The main focus of the Bettelli Lab is to identify the cell types of the immune system and mechanisms, which induce and regulate the development of autoimmunity.
Mechanisms of T cell differentiation and pathogenicity
Upon activation, CD4+ T cells differentiate in different subsets of effector T helper (Th) cells which produce selective cytokines (IFN-g, IL-17, GM-CSF) and have specialized effector functions. Each subset of Th cells orchestrates a specific immune response dedicated to clear pathogens, but when dysregulated, can also lead to the development of autoimmune and allergic reactions. CD4+ Th cell differentiation is driven by local cytokine environment. T cells producing IL-17 have been implicated in several autoimmune diseases including rheumatoid arthritis (RA), multiple sclerosis (MS), and psoriasis. Few years ago, Dr. Bettelli identified the cytokines IL-6, TGF-b and IL-23, which drive the differentiation and pathogenicity of Th17 cells. Recent studies have demonstrated that pathogenic Th cells also secrete GM-CSF. The Bettelli Lab is currently determining whether and how GM-CSF+ Th cells differ from IFN-g+ and IL-17+ Th cells and how they mediate their pathogenic functions in autoimmune diseases.
Mechanisms of T cell regulation
Regulatory T cells (Treg) expressing the transcription factor Foxp3 are T cells which, in healthy individuals, keep CD4+ T cells in check.
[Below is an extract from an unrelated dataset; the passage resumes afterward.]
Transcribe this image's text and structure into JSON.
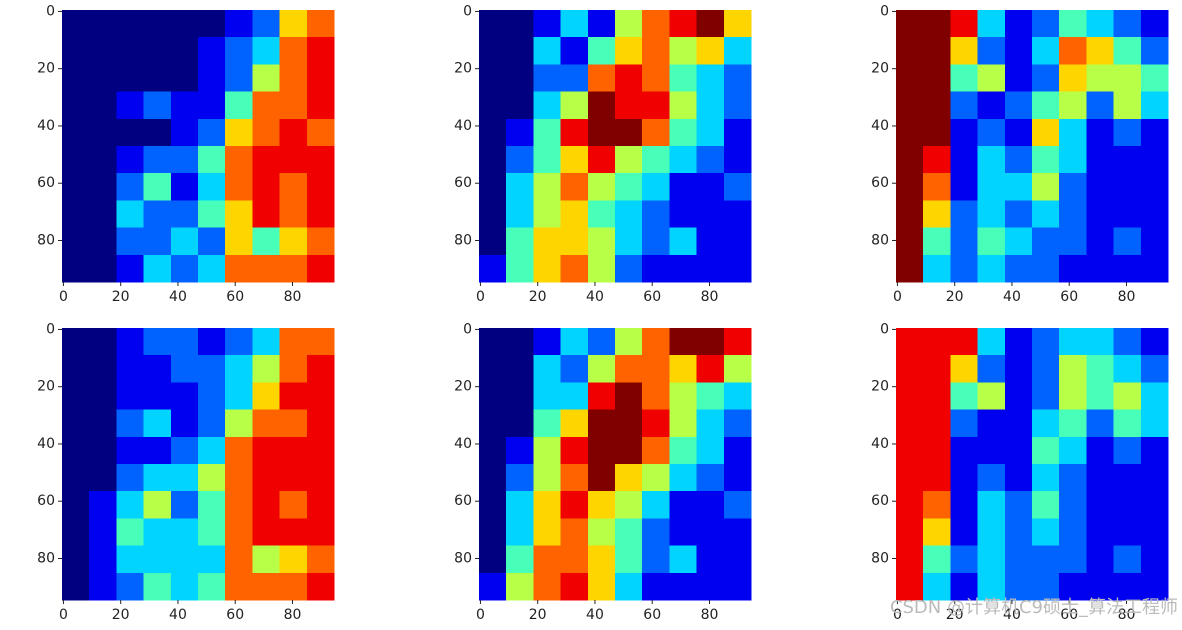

In patients with autoimmune diseases, Tregs are not as effective as in healthy individuals, and CD4+ T cells have an effector/memory phenotype and produce cytokines such as IFN-g, IL-17 and GM-CSF. Although the mechanisms by which Tregs control naïve CD4+ T cells have been well described, the mechanisms by which Tregs control effector/memory Th1, Th17 cells is not well understood. The Bettelli Lab has discovered that Th cells producing IFN-g, IL-17 and GM-CSF are differentially regulated by Tregs during the course of central nervous system (CNS) autoimmunity. Ongoing research in the laboratory focus on determining the mechanisms by which Tregs can control efficiently and specifically effector/memory T cells producing IFN-g, IL-17 or GM-CSF and how these effector/memory T cells can themselves impact Treg functions.
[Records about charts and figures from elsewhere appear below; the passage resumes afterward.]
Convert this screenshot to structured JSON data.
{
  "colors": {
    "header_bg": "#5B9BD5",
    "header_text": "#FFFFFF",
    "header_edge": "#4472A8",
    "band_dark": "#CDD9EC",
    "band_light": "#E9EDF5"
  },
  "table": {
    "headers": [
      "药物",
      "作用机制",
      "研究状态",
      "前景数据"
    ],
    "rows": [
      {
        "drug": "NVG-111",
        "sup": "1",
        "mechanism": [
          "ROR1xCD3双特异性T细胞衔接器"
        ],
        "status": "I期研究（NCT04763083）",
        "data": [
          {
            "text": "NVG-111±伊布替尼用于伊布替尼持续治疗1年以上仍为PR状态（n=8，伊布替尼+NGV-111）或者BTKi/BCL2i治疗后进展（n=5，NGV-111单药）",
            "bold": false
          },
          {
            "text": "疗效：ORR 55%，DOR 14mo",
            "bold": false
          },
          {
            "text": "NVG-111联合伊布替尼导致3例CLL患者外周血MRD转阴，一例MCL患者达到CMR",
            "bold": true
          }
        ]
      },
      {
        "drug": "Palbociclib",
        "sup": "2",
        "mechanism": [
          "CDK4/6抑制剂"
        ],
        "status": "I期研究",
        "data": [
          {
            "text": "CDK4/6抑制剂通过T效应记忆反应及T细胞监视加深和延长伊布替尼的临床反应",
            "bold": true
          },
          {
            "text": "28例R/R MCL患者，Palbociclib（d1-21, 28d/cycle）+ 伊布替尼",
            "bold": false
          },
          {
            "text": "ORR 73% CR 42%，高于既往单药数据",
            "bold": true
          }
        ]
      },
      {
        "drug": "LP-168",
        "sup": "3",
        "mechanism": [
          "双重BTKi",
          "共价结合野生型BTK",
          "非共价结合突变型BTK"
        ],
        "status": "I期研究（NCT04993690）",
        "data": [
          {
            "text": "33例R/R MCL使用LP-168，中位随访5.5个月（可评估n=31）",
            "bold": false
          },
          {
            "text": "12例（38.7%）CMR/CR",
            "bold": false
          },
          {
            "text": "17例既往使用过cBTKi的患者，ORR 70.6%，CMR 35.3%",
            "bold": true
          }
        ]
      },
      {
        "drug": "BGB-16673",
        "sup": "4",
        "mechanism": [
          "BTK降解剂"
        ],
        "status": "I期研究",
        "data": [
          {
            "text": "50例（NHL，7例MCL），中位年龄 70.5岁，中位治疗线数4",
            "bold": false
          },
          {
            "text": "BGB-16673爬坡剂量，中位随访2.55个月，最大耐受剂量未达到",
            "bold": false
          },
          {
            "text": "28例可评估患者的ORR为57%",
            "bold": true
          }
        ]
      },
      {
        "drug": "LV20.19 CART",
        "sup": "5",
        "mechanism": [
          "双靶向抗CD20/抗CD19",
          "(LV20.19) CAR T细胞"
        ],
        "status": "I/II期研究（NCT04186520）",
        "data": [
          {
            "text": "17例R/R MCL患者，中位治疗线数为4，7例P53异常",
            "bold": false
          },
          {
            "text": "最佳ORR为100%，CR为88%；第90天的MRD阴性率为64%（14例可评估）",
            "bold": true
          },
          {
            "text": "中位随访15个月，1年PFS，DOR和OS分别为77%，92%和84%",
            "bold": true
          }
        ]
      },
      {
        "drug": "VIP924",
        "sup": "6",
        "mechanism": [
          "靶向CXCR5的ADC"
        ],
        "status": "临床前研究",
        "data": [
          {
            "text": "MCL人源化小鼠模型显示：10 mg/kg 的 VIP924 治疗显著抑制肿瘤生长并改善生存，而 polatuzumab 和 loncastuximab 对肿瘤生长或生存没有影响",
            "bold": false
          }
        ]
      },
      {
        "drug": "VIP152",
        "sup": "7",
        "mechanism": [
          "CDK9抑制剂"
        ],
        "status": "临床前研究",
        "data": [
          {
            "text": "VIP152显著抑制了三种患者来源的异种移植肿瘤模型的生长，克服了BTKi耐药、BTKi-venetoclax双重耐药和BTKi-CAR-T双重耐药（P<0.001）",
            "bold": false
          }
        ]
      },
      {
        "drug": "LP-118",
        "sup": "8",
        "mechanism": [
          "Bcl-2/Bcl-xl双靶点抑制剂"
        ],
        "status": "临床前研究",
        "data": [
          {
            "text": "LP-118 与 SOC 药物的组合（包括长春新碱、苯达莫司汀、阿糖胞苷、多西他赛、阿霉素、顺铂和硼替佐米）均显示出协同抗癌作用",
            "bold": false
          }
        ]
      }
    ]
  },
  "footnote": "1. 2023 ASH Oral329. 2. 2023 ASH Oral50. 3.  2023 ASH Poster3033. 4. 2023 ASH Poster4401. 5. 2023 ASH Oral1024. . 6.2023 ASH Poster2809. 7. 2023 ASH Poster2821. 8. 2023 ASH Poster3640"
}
Modulation of the immune response by STAT1
Signal transducer and activator of transcription 1 (STAT1) is a transcription factor activated by type I and II interferons. This response needs to be fine-tuned because diminished or excessive STAT1-mediated signaling leads to enhanced susceptibility to viral, bacterial and fungal infections and the development of autoimmune diseases. Using loss and gain of function models, the Bettelli Lab is currently investigating how STAT1-mediated signaling modulates the function of different immune cells and participate in the pathogenesis of different autoimmune diseases.
Control of the immune response by DOCK8
Dedicator of cytokinesis 8 (DOCK8) is a guanine nucleotide exchange factor expressed in hematopoietic cells. DOCK8 deficiency is characterized by allergic inflammation and susceptibility towards infections, autoimmunity and malignancy. The Bettelli Lab has been studying the mechanisms by which DOCK8 modulates the function of adaptive and innate cells and further contributes to the progression of autoimmunity.